George Washington University law professor Jonathan Turley said that what Hunter Biden was not charged with in a three-count indictment was “conspicuous.”
Biden was indicted by a federal grand jury in Delaware on charges of illegally possessing a firearm while using illegal drugs and for making false statements in the course of purchasing the firearms. House Speaker Kevin McCarthy said Tuesday that an impeachment inquiry into President Joe Biden would move forward, with Republican Reps. James Comer of Kentucky, Jim Jordan of Ohio and Jason Smith of Missouri leading the probe into business dealings involving Hunter Biden.
“It’s conspicuous, as you’ve noted, as Chairman Comer noted, as to what was not charged. They were giving out FARA charges against Trump officials with great speed and alacrity. You know, they hit Paul Manafort with charges based on the same facts,” Turley told Fox News host Sean Hannity. “What the media is ignoring is these uncharged crimes do have one common possible motive. When you don’t declare yourself a foreign agent, when you don’t declare income, when you create these questionable international transfers, all of them can be effectively succeed in hiding that trail.”
“If you declare income, you got to say where the income came from. If you declare yourself a foreign agent, you have to explain what you’re doing for foreign governments and if you create this labyrinth of accounts through different shell companies and through different banks, it makes it hard for people to see those transfers,” Turley continued. “All of that fits a unified theory of an influence peddling scheme that involved potential criminal acts so I think it’s rather obvious that the one outlier, the gun charge, is the only thing that has been charged.”

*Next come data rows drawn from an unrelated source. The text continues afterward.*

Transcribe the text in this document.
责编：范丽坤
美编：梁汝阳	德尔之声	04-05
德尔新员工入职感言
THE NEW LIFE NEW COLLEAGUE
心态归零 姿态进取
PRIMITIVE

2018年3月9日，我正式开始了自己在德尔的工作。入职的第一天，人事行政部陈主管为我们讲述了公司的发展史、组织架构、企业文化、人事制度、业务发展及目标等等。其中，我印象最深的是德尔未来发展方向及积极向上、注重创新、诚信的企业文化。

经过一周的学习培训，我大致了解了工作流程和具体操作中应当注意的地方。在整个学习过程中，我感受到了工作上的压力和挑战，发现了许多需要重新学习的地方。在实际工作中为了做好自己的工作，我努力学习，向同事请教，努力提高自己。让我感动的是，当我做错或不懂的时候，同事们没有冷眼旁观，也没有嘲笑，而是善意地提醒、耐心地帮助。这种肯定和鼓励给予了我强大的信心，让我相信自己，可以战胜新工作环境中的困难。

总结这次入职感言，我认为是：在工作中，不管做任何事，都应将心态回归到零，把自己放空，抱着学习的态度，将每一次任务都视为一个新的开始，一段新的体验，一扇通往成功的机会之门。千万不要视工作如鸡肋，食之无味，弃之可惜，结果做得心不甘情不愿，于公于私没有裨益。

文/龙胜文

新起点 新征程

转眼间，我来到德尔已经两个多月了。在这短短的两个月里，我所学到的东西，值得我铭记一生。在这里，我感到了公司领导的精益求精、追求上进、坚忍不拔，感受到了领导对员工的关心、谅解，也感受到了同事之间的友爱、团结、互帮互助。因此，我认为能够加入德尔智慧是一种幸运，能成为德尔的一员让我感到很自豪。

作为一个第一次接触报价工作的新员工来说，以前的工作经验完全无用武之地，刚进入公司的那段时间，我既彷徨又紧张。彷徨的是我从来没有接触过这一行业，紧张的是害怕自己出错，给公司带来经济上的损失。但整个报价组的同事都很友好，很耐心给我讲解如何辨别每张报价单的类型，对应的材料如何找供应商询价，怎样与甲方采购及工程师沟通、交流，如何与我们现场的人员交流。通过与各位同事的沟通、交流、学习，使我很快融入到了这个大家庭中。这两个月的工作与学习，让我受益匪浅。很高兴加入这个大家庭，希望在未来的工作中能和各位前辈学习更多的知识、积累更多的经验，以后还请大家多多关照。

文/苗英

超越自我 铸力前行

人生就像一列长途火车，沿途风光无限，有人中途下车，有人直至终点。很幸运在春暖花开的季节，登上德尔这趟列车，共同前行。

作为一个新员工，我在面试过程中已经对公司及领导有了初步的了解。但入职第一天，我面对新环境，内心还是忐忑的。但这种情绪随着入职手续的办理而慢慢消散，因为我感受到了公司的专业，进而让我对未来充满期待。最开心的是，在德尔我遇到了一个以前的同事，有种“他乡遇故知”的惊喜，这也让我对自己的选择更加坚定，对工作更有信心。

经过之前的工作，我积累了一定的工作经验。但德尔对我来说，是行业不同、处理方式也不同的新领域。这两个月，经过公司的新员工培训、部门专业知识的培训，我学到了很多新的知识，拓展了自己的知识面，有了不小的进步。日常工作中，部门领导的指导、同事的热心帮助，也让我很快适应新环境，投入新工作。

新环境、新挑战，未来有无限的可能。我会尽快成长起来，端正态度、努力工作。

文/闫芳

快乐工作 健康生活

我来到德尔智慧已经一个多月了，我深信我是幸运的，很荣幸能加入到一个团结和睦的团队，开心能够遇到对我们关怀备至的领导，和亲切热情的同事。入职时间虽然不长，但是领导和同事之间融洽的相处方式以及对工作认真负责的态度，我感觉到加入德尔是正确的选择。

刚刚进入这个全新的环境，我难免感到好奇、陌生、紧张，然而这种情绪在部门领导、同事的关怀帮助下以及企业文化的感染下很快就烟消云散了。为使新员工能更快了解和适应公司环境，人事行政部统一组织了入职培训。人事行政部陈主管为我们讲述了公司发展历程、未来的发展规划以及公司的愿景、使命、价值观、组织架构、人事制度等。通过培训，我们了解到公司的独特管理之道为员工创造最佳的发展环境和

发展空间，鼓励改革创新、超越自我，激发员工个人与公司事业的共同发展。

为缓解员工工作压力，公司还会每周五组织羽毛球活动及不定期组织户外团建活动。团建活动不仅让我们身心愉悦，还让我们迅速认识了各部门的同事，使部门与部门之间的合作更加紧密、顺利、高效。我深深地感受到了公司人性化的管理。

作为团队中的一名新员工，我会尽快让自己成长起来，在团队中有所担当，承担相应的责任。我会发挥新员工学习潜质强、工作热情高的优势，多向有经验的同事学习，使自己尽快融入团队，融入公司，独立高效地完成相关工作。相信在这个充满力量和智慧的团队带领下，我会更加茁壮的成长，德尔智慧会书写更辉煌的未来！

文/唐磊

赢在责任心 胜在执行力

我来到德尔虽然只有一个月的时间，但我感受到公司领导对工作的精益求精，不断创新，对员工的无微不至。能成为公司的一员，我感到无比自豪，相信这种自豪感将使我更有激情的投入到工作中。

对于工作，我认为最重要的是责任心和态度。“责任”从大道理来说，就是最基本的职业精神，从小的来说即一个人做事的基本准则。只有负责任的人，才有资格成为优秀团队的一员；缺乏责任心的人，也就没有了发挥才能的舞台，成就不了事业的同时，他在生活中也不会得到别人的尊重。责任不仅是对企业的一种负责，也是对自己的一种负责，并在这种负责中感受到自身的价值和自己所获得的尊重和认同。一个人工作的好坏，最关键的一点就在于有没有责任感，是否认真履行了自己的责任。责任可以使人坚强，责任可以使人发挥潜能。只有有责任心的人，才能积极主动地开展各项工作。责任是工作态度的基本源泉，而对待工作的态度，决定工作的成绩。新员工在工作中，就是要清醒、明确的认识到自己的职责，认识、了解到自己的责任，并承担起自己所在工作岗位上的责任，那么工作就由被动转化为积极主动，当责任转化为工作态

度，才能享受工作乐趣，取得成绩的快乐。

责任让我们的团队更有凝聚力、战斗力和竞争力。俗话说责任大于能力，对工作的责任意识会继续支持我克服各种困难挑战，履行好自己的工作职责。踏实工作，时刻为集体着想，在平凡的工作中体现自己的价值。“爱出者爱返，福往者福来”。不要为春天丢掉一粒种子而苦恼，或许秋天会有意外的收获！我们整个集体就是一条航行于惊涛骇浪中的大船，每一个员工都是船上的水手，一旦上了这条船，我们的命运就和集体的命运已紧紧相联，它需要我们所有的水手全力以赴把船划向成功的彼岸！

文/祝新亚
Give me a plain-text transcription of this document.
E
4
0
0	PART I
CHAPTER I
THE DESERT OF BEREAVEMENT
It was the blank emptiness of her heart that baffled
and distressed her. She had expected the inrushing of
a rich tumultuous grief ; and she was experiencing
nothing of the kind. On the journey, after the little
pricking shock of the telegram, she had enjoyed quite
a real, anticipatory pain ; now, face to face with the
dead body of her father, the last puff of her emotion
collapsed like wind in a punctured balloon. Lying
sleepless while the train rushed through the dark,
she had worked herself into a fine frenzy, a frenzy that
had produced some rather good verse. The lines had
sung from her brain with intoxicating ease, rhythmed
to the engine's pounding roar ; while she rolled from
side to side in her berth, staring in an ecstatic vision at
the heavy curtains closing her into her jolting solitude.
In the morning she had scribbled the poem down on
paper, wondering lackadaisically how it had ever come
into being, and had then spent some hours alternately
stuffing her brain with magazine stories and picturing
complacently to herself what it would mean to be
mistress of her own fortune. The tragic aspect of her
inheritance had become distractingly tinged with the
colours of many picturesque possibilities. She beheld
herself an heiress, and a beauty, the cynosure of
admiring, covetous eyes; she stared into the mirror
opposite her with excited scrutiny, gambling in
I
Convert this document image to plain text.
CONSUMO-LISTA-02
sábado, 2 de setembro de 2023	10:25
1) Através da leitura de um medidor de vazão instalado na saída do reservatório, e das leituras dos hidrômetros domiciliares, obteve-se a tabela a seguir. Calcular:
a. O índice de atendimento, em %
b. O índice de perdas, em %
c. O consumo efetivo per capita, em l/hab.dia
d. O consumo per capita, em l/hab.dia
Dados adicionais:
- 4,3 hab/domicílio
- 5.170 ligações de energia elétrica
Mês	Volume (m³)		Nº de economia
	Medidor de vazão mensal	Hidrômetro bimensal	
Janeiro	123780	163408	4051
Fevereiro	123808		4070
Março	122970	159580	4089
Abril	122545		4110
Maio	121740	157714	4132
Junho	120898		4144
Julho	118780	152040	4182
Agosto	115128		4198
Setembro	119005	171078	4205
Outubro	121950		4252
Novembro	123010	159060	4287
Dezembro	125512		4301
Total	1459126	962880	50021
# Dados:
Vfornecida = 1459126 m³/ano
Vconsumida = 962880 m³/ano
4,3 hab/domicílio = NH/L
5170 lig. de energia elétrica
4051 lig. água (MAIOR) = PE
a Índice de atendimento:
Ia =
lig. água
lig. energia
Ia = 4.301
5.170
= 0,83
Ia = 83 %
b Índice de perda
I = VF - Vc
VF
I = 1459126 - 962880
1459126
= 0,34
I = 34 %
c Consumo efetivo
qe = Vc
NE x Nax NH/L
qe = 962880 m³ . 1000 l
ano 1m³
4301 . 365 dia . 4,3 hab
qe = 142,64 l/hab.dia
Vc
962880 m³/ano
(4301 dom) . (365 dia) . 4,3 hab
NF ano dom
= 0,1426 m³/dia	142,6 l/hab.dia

Hunter Biden pleaded not guilty to two misdemeanor tax charges and a felony gun charge after a plea bargain announced June 20 collapsed when United States District Judge Maryellen Noreika questioned both the initial plea deal and a more limited revision during a July 26 hearing.
“We may see charges down the road, but these charges were established, in my view, years ago,” Turley said. “They could have made these charges years ago. Instead they’re allowing some of those charges to expire. The tax charges, for example, were allowed to expire even though according to these whistleblowers the Department of Justice had the ability to extend the statute of limitations.”